Even if the policy is fair to the students, which is debatable, what miffs me about this policy is that I like games. Developers don't make games for free, so they need some way to sell them. Copyright is the legal mechanism that allows people to make money off of video games. So this school is collecting a bunch of IP rights to a whole bunch of awesome games and then sitting on it with no intention of commercializing it. That means that the consumer is worse off in the long run and the purpose of copyright ("to promote the advancement of science and the useful arts" -- read as "make money off of video games") is being contravened.
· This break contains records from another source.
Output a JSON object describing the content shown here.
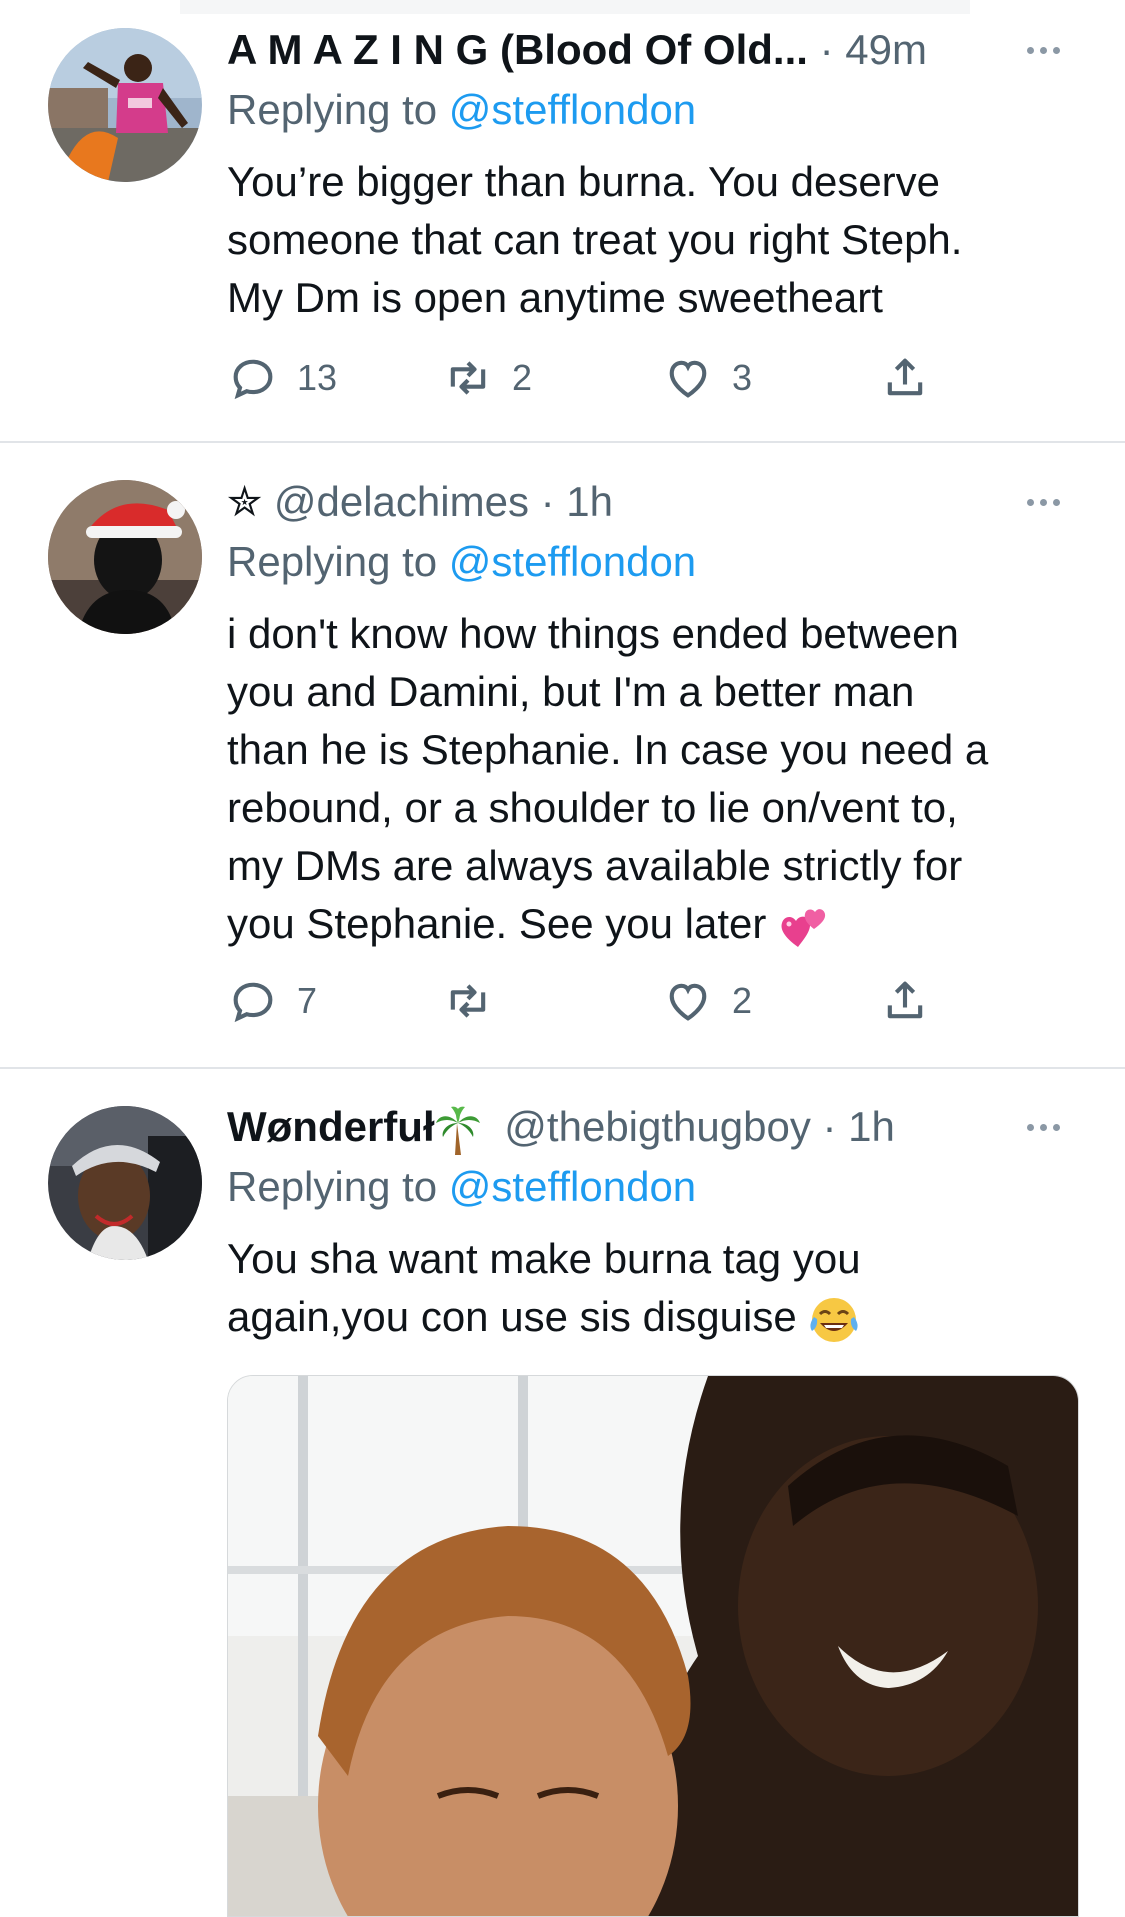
{
  "tweets": [
    {
      "display_name": "A M A Z I N G (Blood Of Old...",
      "handle": "",
      "time": "49m",
      "replying_prefix": "Replying to",
      "replying_to": "@stefflondon",
      "lines": [
        "You’re bigger than burna. You deserve",
        "someone that can treat you right Steph.",
        "My Dm is open anytime sweetheart"
      ],
      "reply_count": "13",
      "retweet_count": "2",
      "like_count": "3"
    },
    {
      "display_name": "✮",
      "handle": "@delachimes",
      "time": "1h",
      "replying_prefix": "Replying to",
      "replying_to": "@stefflondon",
      "lines": [
        "i don't know how things ended between",
        "you and Damini, but I'm a better man",
        "than he is Stephanie. In case you need a",
        "rebound, or a shoulder to lie on/vent to,",
        "my DMs are always available strictly for",
        "you Stephanie. See you later"
      ],
      "reply_count": "7",
      "retweet_count": "",
      "like_count": "2"
    },
    {
      "display_name": "Wønderfuł",
      "handle": "@thebigthugboy",
      "time": "1h",
      "replying_prefix": "Replying to",
      "replying_to": "@stefflondon",
      "lines": [
        "You sha want make burna tag you",
        "again,you con use sis disguise"
      ],
      "reply_count": "",
      "retweet_count": "",
      "like_count": ""
    }
  ],
  "dot": "·",
  "icons": {
    "more": "more-horizontal-icon",
    "reply": "reply-bubble-icon",
    "retweet": "retweet-icon",
    "like": "heart-icon",
    "share": "share-upload-icon",
    "emoji_hearts": "two-hearts-emoji",
    "emoji_laugh": "tears-of-joy-emoji",
    "emoji_palm": "palm-tree-emoji"
  },
  "colors": {
    "link": "#1d9bf0",
    "secondary": "#536471",
    "text": "#0f1419"
  }
}
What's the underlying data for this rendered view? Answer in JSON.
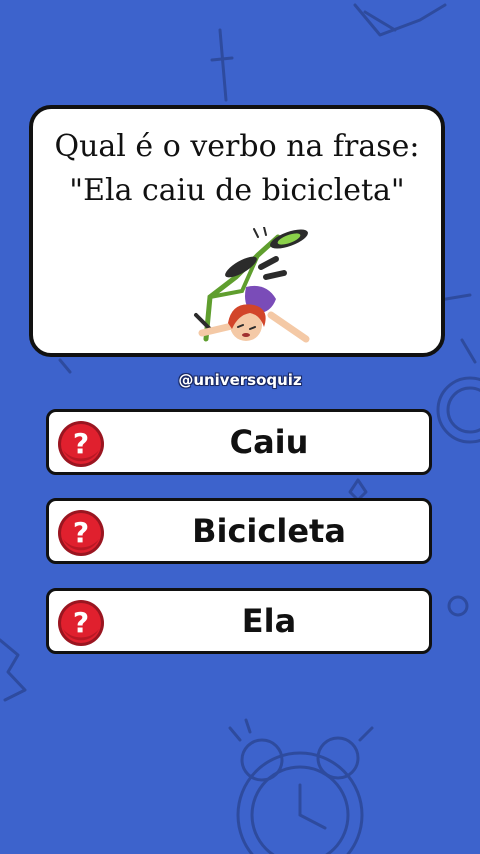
{
  "question": {
    "line1": "Qual é o verbo na frase:",
    "line2": "\"Ela caiu de bicicleta\""
  },
  "illustration": {
    "icon": "child-falling-off-bicycle-icon"
  },
  "handle": "@universoquiz",
  "options": [
    {
      "label": "Caiu",
      "icon": "question-mark-icon"
    },
    {
      "label": "Bicicleta",
      "icon": "question-mark-icon"
    },
    {
      "label": "Ela",
      "icon": "question-mark-icon"
    }
  ],
  "colors": {
    "background": "#3d63cc",
    "card": "#ffffff",
    "border": "#111111",
    "icon_red": "#e0202e"
  }
}
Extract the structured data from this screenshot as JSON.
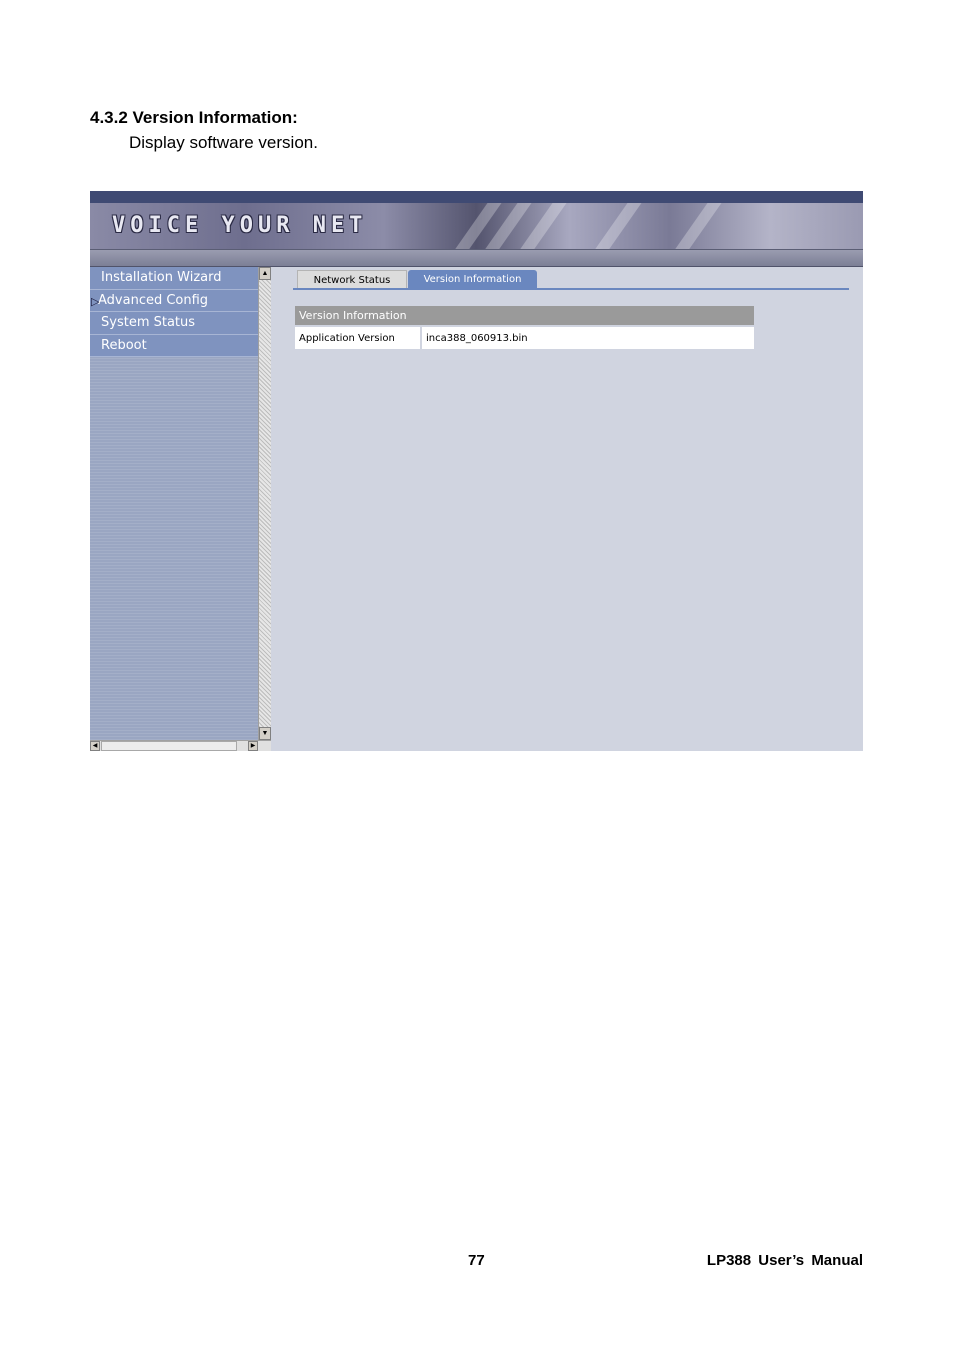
{
  "section": {
    "heading": "4.3.2  Version Information:",
    "description": "Display software version."
  },
  "app": {
    "banner_title": "VOICE YOUR NET",
    "sidebar": {
      "items": [
        {
          "label": "Installation Wizard",
          "active": false
        },
        {
          "label": "Advanced Config",
          "active": true
        },
        {
          "label": "System Status",
          "active": false
        },
        {
          "label": "Reboot",
          "active": false
        }
      ],
      "active_marker": "▷"
    },
    "tabs": [
      {
        "label": "Network Status",
        "selected": false
      },
      {
        "label": "Version Information",
        "selected": true
      }
    ],
    "version_table": {
      "header": "Version Information",
      "rows": [
        {
          "label": "Application Version",
          "value": "inca388_060913.bin"
        }
      ]
    },
    "scrollbar_glyphs": {
      "up": "▲",
      "down": "▼",
      "left": "◀",
      "right": "▶"
    },
    "colors": {
      "menu_bg": "#7f93bf",
      "tab_selected": "#6a87bf",
      "table_header": "#9a9a9a",
      "content_bg": "#d0d4e0"
    }
  },
  "footer": {
    "page_number": "77",
    "manual_name": "LP388  User’s  Manual"
  }
}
Furthermore, it looks like DigiPen has no good reason for doing this! In FTA there is some vague reference to the fact that they don't know where their students get the code for their projects. I assume what they're worried about is secondary copyright liability (i.e. DigiPen didn't violate copyright itself, but it provided aid and resources to infringers). Putting aside issues of knowledge, which is generally required for secondary copyright infringement, if they are secondarily liable holding the copyrights to the products of the infringement would make them MORE culpable, not less, since then they are also materially benefiting from the infringement by gaining a valuable IP right!
So as a student, I respect your right to agree to DigiPen's policies and even defend it as a fair arrangement in consideration for the education you are receiving. I hope that you respect me, as a consumer of video games, to protest it on the theory that it decreases the number of good games I have access to.